I’ll start:
When I was first learning to use Docker, I didn’t realize that most tutorials that include a database don’t configure the database to persist. Imagine my surprise when I couldn’t figure out why the database kept getting wiped!
Spending hours and hours debugging an issue where files weren’t being written before finally realising I was looking in my host file system not the container… fml.
I still don’t really know how to get mounted folders to not wreck permission on the files. You can use a non root user, but that requires users have UID 1000 when you distribute an image.
- Docker swarm does not respect its own compose spec, exposes services on all interfaces and bypasses firewall rules [1], [2]
- 1 million SLOC daemon running as root [1]
- Buggy network implementation, sometimes requires restarting the daemon to release bridges [1]
- Requires frequent rebuilds to keep up to date with security patches [1] [2] [3]
- No proper support for external config files/templating, not possible to do graceful reloads, requires full restarts/downtime for simple configuration changes [1]
- Buggy NAT implementation [1]
- Buggy overlay network implementation, causes TCP resets [1]
- No support for PID limits/fork bomb protection [1], no support for I/O limits [2]
- No sane/safe garbage collection mechanism,
docker system prune --all
deletes all unused volumes - including named volumes which are unused because the container/swarm service that uses them is stopped at that particular moment for whatever reason. Eats disk space like mad [1] [2] - Requires heavy tooling if you’re serious about it (CI, container scanning tools, highly-available registry…) [1], Docker development and infrastructure is fully controlled by Docker Inc. [1] [2] [3] [4] [5] [6]
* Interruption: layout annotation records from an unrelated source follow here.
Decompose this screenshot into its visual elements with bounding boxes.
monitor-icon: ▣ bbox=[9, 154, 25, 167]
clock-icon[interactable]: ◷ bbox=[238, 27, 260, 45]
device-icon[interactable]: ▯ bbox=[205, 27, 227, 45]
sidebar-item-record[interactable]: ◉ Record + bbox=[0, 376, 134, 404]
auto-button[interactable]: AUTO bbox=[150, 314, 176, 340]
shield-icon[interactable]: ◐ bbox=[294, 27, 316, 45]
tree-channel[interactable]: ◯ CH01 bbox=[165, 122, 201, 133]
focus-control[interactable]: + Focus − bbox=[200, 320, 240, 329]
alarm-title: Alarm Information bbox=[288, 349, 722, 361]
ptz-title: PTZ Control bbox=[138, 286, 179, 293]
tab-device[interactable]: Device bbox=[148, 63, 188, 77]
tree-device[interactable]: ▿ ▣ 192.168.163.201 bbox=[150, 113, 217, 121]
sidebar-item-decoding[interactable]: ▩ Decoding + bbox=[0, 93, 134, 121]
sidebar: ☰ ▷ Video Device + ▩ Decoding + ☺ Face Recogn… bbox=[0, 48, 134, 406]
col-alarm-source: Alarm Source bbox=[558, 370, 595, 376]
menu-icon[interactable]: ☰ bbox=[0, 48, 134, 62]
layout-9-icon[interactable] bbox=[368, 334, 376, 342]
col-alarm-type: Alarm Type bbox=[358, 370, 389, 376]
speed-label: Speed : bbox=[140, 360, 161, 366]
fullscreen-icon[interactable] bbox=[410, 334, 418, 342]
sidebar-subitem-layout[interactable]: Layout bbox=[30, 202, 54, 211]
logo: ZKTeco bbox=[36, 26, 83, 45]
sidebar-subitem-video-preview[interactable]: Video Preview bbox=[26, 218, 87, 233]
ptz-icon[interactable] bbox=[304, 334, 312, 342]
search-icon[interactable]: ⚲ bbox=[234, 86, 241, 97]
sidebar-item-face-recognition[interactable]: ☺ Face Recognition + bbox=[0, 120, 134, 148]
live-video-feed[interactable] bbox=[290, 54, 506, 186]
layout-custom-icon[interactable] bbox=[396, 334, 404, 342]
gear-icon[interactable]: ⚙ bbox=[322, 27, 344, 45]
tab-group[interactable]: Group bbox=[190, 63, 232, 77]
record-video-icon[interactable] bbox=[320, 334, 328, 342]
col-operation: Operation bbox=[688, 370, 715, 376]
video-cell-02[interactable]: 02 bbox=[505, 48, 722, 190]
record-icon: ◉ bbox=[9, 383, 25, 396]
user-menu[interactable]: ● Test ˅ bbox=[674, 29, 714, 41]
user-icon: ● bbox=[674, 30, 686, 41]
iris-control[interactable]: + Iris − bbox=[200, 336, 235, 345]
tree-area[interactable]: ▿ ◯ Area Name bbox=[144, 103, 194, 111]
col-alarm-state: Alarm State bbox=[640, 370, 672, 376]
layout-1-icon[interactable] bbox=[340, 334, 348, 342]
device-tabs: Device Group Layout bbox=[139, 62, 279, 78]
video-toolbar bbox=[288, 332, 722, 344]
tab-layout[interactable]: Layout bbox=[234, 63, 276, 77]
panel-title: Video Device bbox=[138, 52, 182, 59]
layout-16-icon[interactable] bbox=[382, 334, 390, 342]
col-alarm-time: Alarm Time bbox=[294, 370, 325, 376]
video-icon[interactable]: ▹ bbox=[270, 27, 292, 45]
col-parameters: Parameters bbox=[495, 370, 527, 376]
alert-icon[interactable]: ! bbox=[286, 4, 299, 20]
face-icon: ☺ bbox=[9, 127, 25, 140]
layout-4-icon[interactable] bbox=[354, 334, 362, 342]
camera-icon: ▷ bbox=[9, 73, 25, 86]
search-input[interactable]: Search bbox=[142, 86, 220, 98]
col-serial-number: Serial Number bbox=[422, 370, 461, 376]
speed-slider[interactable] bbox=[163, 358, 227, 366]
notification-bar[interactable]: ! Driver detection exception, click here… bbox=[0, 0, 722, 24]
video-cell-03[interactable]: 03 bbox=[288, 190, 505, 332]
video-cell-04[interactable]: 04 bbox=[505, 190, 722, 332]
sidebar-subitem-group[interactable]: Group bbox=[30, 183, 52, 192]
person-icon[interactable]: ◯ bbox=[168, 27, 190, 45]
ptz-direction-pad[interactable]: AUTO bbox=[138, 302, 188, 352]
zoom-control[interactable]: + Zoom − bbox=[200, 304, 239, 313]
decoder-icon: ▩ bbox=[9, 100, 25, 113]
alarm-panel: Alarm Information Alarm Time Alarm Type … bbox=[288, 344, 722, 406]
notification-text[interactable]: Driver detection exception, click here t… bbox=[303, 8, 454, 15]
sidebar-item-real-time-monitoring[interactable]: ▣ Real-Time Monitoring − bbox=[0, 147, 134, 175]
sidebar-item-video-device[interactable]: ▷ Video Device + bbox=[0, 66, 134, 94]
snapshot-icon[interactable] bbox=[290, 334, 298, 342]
Be really careful when building images that require secrets for build configuration. Secrets can be passed in as build args, but you MUST UNSET THEM IN THE DOCKERFILE and then repass them in as environment variables at runtime (or else you are leaking your secrets with your image).
Also, image != container. Image is the thing you publish to a registry (e.g. dockerhub). Container is an instance of an image.
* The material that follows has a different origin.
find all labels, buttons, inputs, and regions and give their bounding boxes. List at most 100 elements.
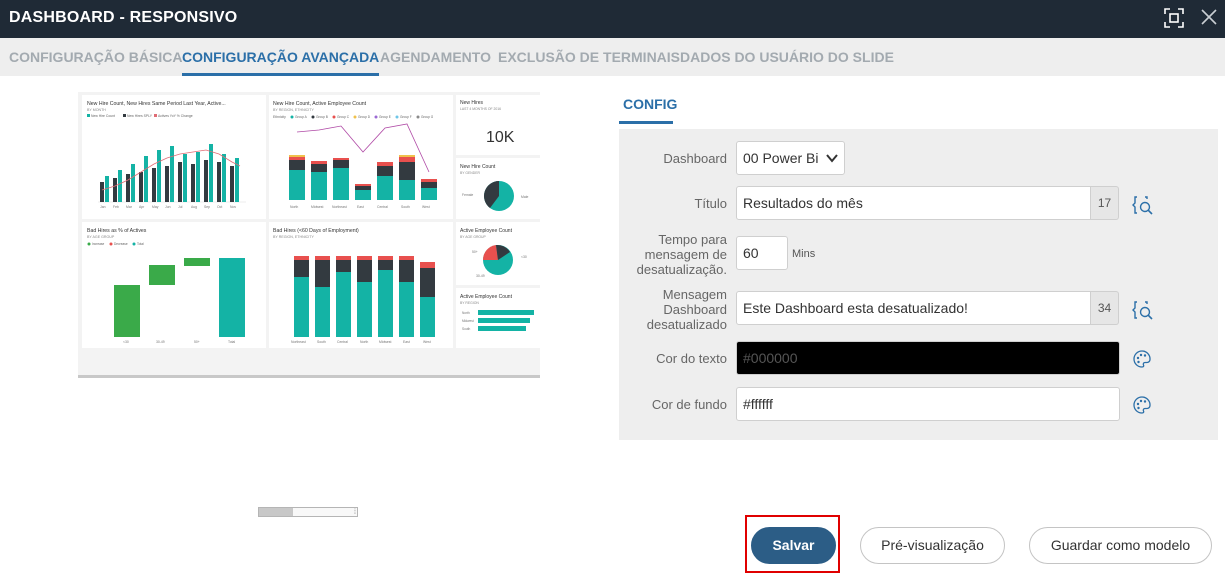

This is no longer true with buildkit - you can use the --secret
to securely pass a secret in as an argument.
Early in the history of docker, a lot of bits and bobs hadn’t been worked out yet, and I had a bug land on my desk where a service was leaking memory until it crashed, but only when running in a container. Turns out, the jvm at the time just never collected in a container because the /proc directory was mounted from the host rather than the k8s scheduler. So it would only collect if it did not receive a second allocation request during the GC.